Called “The Decomposition of Rotten Tomatoes,” it details how studios and publicists have essentially gamed Rotten Tomatoes’ system to ensure that their movies get the best possible scores. In one striking example described in the piece, a publicity firm tried to boost the score of an independent film without a distributor (2018’s Ophelia, starring Daisy Ridley) by recruiting “obscure, often self-published critics who are nevertheless part of the pool tracked by Rotten Tomatoes.” Several anonymous critics told journalist Lane Brown the company in question “pays them $50 or more for each review.” (Read the full article at Vulture.)
The piece does make it clear that these critics were told they were “free to write what ever they liked but that ‘super nice ones’ ... often agreed not to publish bad reviews on their usual websites but to instead quarantine them on ‘a smaller blog that [Rotten Tomatoes never sees.’” Whether this tactic was effective or not, Ophelia’s Rotten Tomatoes score did eventually flip from a “Rotten” 46 percent to a barely “Fresh” 62 percent. The movie was ultimately acquired for distribution, and released in the United States.

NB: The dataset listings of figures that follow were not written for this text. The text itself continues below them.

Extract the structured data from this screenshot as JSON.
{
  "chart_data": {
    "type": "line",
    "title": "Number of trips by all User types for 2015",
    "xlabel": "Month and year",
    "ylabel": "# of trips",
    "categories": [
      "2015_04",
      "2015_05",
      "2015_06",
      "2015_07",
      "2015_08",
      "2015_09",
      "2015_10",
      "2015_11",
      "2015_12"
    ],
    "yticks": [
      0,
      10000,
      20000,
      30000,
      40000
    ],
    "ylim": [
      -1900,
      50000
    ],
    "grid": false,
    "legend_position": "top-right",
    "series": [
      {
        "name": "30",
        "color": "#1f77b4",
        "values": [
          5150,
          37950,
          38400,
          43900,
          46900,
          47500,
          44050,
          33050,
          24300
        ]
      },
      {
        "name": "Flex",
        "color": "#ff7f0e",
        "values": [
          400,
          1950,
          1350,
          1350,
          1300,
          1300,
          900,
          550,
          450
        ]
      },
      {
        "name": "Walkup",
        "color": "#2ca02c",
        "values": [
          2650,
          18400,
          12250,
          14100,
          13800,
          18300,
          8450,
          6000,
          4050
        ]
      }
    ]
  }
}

READ MORE: Famous Movies With a 0 Score on Rotten Tomatoes
That might be the most eyebrow-raising example in Vulture’s article, but the whole thing is full of other ways, some sketchier than others, that film companies seek to goose their Rotten Tomatoes ratings however they can. The main way they do it: By controlling which critics see which movies and when, in order to ensure that a movie’s score is as high as possible for as long as possible, especially around the time when a blockbuster’s pre-sale is about to launch.
For example, the piece notes that the first batch of reviews for Ant-Man and the Wasp: Quantumania that came out of its earliest reviews from critics gave it a Rotten Tomatoes score of 79 percent — just as tickets for the Marvel film were going on sale. By the time the movie opened in theaters, and more critics had seen it, that rating had dropped to 46 percent. After a very strong opening weekend, Quantumania had a precipitous drop at the box office.
I can’t recall ever being offered money to review a film on Rotten Tomatoes, and obviously if I had, I would have said no. But I’ve certainly received many emails from publicists through the years trying to get me (and no doubt many other critics) to write positive things about their client’s work, and then hopefully to post those nice things on Rotten Tomatoes. That is a publicist’s job — to publicize their movies and to try to get the most positive coverage for their clients possible.
So I think the ultimate takeaway from Vulture’s piece should be less about one company that was allegedly doing some shady stuff, and more a reminder that Rotten Tomatoes scores do not exist in a vacuum, and that users of the site should never take those scores as simple objective truth.
I always encourage people to actually, y’know, read reviews, not just because they should know who they are trusting to tell them if a film is good or bad, but because reading good criticism expands the experience of going to the movies and enhances our appreciation of cinema. Rotten Tomatoes can still be a useful place to find many reviews in one place. But a contextless number from quasi-anonymous sources can never replace the work of a good, knowledgeable critic whose work you trust and enjoy.